BF: Well, when you were living on the farm what did you do for fun? What did you do when you had free time?

BC: Weel, we had horses, ‘n’ we plowed with horses. Didn’t know what a tractor was then. Went out with binders, cut the wheat. Harvested, everything like that. Didn’t know nothin’ ‘bout tractor in them days, didn’t know nothing ‘bout electric lights in them days.

BF: It must have been very different.

BC: It is! ‘Cept for candle light ‘n’ everythin’, didn’t have ‘lectric, didn’t have ‘lectric through here ‘til nineteen…nineteen thirty—I think it was nineteen forty. No, I’m wrong, ‘cause Dad died in nineteen forty-two. Nineteen twenty-six, I reckon, got lights.

BF: How old were you during World War I?

BC: Well, I waz eighteen years, oh, I got my draft card in nineteen…well you had to be eighteen to got in the army, I’d say was ‘bout nineteen seventeen we all went down ‘n’,a, registered. And we was all called. My brother, Earl, and, um, Raymond always said, that was my next to oldest brother, he said, “ I’m not goin’ to the army.” Said, I’m goona die before I went to the army. And so when that hog cholera come through here, by jimmy, he did die, in nineteen eighteen.

BF: Did World War I affect you, could you feel it here?

BC: Oh, no. Uh-uh.

BF: What about the Great Depression, did that affect you?

BC: The Depression, darn right, you had to go get, a, a paper, a, stamps to get your food.

BF: Oh, yes. Rations.

BC: Yeah, rations.

BF: So, it was hard living then?

BC: Yeah, If you wouldn’t had your own garden yu’d a been in awful shape, you couldn’t get, I think, uh, I think we’z allowed a hundred pounds o’ flower. Cause we had ours an’ went an’ had ours, we owned wheat ‘n’ we had ta take it have some ground. Taken it to th’ mill they ground fer us.

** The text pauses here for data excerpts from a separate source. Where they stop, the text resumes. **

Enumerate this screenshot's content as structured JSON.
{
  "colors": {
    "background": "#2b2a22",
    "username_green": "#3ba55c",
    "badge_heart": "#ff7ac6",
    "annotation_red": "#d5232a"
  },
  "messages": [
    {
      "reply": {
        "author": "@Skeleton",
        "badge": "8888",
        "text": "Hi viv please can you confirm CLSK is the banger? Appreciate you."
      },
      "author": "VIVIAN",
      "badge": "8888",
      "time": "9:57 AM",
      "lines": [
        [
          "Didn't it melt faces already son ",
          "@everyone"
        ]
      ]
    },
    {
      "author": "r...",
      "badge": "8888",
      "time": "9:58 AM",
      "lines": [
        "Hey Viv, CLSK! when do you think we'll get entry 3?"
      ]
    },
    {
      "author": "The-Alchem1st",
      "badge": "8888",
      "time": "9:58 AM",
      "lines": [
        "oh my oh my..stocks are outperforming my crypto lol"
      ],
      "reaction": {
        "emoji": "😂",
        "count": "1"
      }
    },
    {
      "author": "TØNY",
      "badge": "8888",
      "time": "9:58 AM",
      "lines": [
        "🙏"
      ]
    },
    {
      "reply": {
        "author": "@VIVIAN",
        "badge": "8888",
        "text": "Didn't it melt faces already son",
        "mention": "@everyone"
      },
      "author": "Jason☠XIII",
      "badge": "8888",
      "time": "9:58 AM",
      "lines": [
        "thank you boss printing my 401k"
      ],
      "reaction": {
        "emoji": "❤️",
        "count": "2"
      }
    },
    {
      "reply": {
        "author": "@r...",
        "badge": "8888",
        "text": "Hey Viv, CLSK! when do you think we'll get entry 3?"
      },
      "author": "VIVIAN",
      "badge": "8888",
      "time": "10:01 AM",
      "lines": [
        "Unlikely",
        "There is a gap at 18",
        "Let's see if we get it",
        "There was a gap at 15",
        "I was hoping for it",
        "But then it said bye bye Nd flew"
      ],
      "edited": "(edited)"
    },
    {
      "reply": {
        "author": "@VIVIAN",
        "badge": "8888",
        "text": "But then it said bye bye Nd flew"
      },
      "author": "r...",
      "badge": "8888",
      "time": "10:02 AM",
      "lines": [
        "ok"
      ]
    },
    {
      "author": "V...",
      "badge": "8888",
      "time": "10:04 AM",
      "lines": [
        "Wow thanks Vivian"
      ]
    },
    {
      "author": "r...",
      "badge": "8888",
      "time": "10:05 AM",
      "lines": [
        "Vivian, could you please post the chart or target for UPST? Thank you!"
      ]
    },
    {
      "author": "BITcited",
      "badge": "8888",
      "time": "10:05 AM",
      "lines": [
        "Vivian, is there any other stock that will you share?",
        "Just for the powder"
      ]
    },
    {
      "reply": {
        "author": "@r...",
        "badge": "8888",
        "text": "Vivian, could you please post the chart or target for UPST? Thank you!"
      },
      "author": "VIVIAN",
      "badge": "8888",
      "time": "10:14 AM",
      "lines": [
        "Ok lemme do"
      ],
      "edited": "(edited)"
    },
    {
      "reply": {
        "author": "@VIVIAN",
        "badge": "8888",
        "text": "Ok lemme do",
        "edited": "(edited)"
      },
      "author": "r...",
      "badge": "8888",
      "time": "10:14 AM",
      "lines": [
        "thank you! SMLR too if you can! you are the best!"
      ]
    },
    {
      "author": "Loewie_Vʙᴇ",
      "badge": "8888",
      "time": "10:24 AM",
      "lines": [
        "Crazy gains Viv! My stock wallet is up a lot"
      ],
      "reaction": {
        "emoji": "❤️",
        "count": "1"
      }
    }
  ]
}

BF: What do you remember happening in Loudoun County? Something big that happened.

BC: Well, there wasn’t much big to it in them days. Wasn’t no theaters to go to or nothin’ like that. There was some. I dunno. There was some down here at the sandpit. They had a show down there oncein a while.

BF: Where’s the sandpit?

BC: On this side o’ the bridge where you go ‘round that turn, ya see a rock wall around there don’t cha, goin’ to Taylorstown?

BF: Oh, yes sir.

BC: Well that’s what they called the Honnocin (sp?) Hancock sandpit. He got sand out o’ the crick. He hauled sand everywhar.

BF: So there was a theater there?

BC: They had a show there. There was an’ old man and a young man come from around here, I think he was workin’ himself, and they’d show, they’s down here for a week a showin’ pictures and like that.

BF: Did you enjoy that?

BC: Yeah.

BF: You whole family went?

BC: Yeah.

BF: What about the next war, World War II, did it affect you much here?

BC: No. Uh, uh, uh, uh. It’s worse right now then it’s been, it’s bben ‘n my times, I know of. Gas way up. An’ ev’rything’.

BF: Is there any story of Loudoun County or any big event that you remember?

BC: Stores? Yeah, on this side war Baker’s got his house on this side o’ the creek. There’s a store thar called Spring harness (sp?) store. An’ if ya’ went on across the crick whar the store is now an’ that was Hickman Slater’s store. An’ you could go to the store an’ get eggs fer ten cents a dozen an’ butter fer ten cents a dozen, er, a pound, an’ all that. In them days you could live. I went out an’ thinned corn for fifty cents a day.

BF: What’s that?

BC: Thin corn. They don’t  thin it now. Yeah, they planted it three or four grains in a hill an’ ya had to go pull all ‘em out, all but two.

BF: Where was the next place you lived after the farm? Up until now.

BC: Here. I’ve been here ever since nineteen thirty-six. (We walked into his bedroom where some very old pictures were hung)

BC: That’s Raymond, the one that died. An’ that’s my sister. An’ thars my Daddy. That’s my mother’s, er, a grandmother. An’ there great grandmother. An there great grandmother Compher, my grandpap’s mother.

BF: They all lived in this area?

BC: Yeah, they, they…Granddaddy was eighty-six when he died. An when they came up ‘ere where, up ‘ere at the homeplace. Granddaddy came there in nineteen, er, when he was three years old.

BF: He came to the farm here?

BC: Yeah, Great granddaddy, he bought that. He bought the field your house is on, an’ he bought the field that goes up here, all of it.